To use the expected monetary value criterion, Global Airlines must determine the probability associated with each state of nature — what happens to oil prices. Currently, Global believes the probability that the price of oil decreases 10 percent is 0.05, the probability that oil prices stay the same is 0.35, the probability that oil prices increase 10 percent is 0.45, and the probability that oil prices increase 20 percent is 0.15. Note that adding the probabilities for all possible states of nature equals 1.0 (0.05+0.35+0.45+0.15). Thus, Global has considered all possibilities.
To determine the expected monetary value for each action, you take the following steps:
1. Calculate the expected monetary value for reducing fares.
Let reducing fares represent action aj. For each state of nature, multiply the probability of that state of nature by the payoff associated with that state of nature and action aj, reduce fares. Add the resulting values to determine the expected monetary value.
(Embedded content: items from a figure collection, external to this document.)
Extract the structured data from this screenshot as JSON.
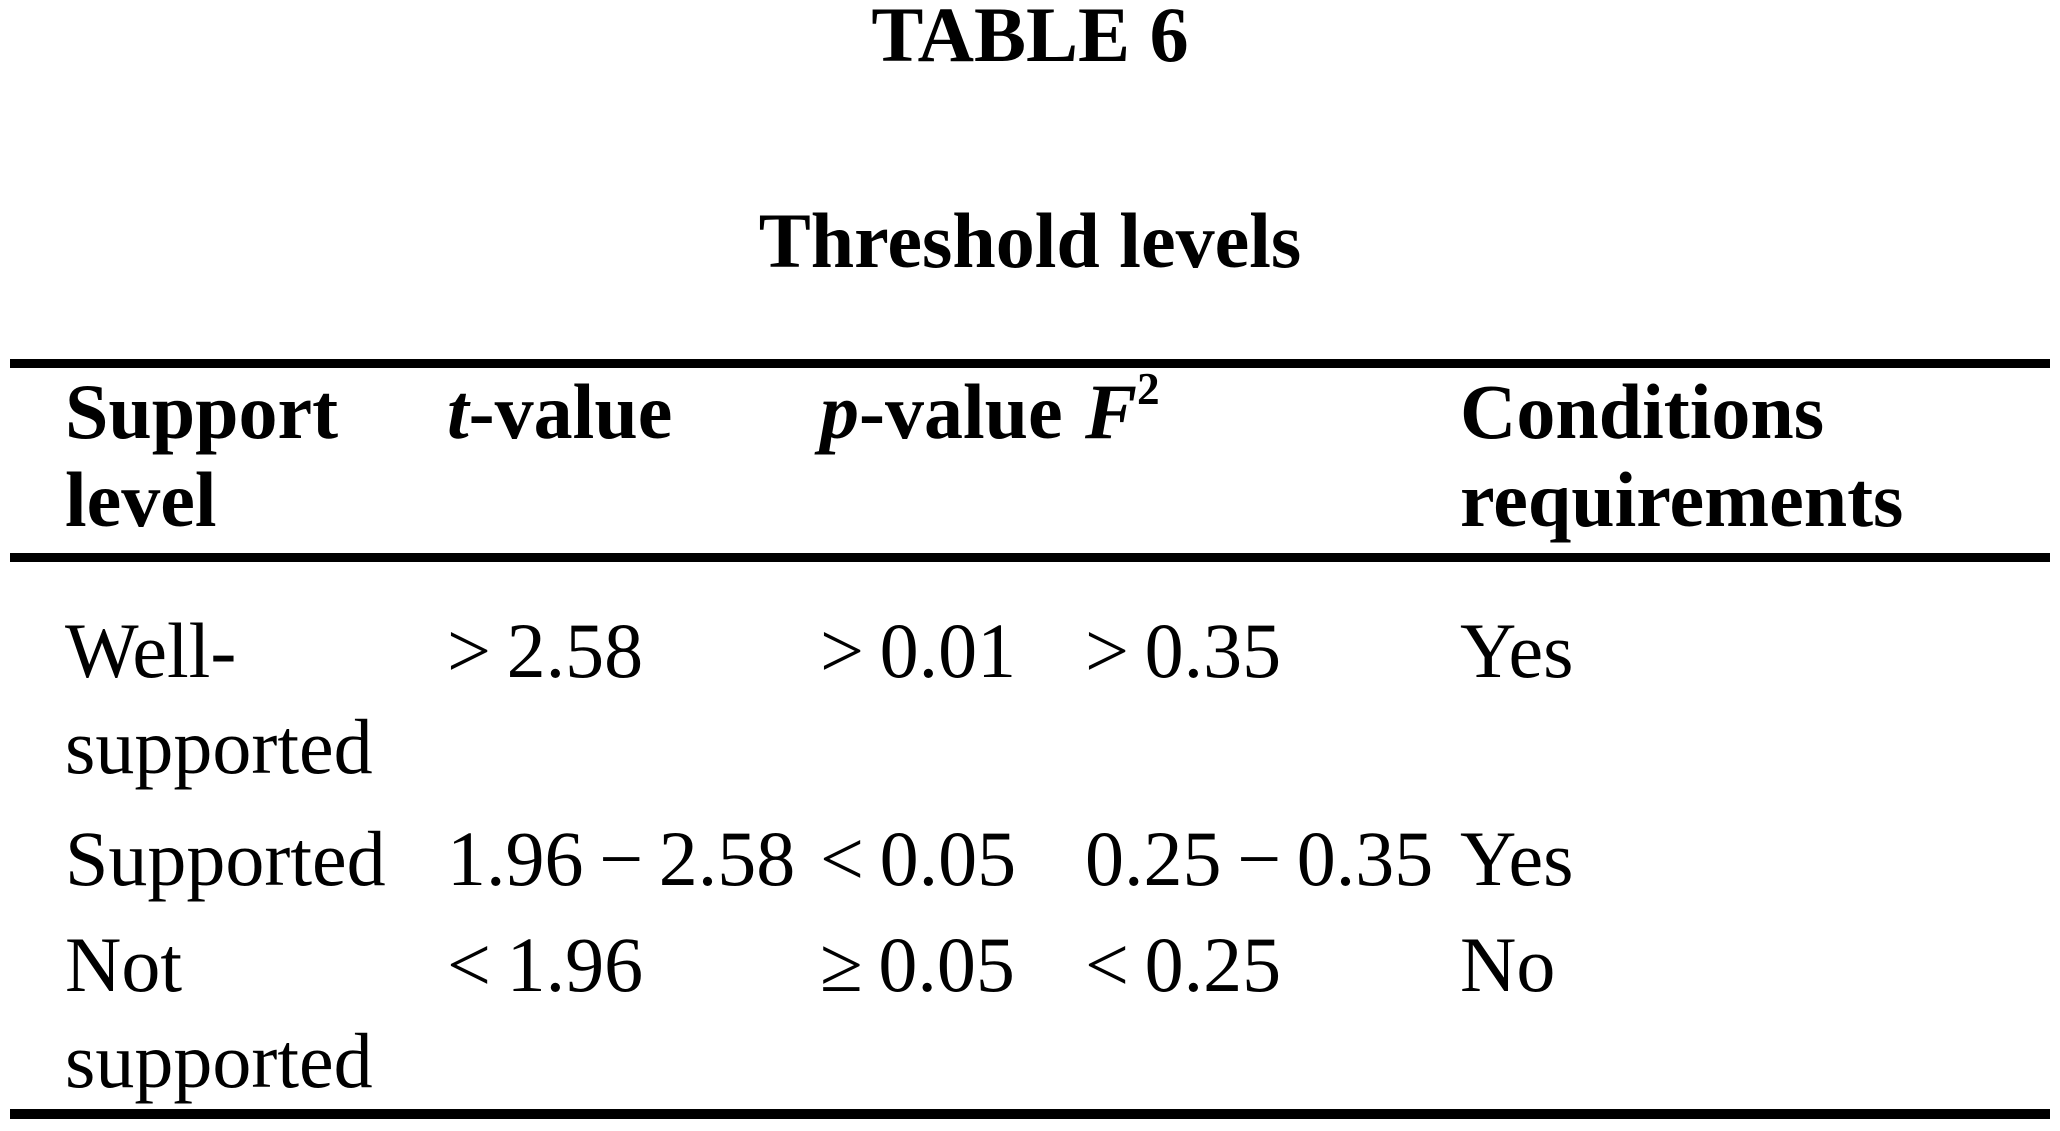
{
  "table": {
    "label": "TABLE 6",
    "caption": "Threshold levels",
    "columns": {
      "support": {
        "line1": "Support",
        "line2": "level"
      },
      "t": {
        "symbol": "t",
        "suffix": "-value"
      },
      "p": {
        "symbol": "p",
        "suffix": "-value"
      },
      "f": {
        "symbol": "F",
        "superscript": "2"
      },
      "conditions": {
        "line1": "Conditions",
        "line2": "requirements"
      }
    },
    "rows": [
      {
        "support_line1": "Well-",
        "support_line2": "supported",
        "t_value": "> 2.58",
        "p_value": "> 0.01",
        "f_squared": "> 0.35",
        "conditions": "Yes"
      },
      {
        "support_line1": "Supported",
        "t_value": "1.96 − 2.58",
        "p_value": "< 0.05",
        "f_squared": "0.25 − 0.35",
        "conditions": "Yes"
      },
      {
        "support_line1": "Not",
        "support_line2": "supported",
        "t_value": "< 1.96",
        "p_value": "≥ 0.05",
        "f_squared": "< 0.25",
        "conditions": "No"
      }
    ]
  }
}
2. Calculate the expected monetary value for keeping the same fares.
Let the same fares represent action aj. For each state of nature, multiply the probability of that state of nature by the payoff associated with that state of nature and action aj, same fares. Add the resulting values to determine the expected monetary value.
3. Calculate the expected monetary value for raising fares.
Let raising fares represent action aj. For each state of nature, multiply the probability of that state of nature by the payoff associated with that state of nature and action aj, raise fares. Add the resulting values to determine the expected monetary value.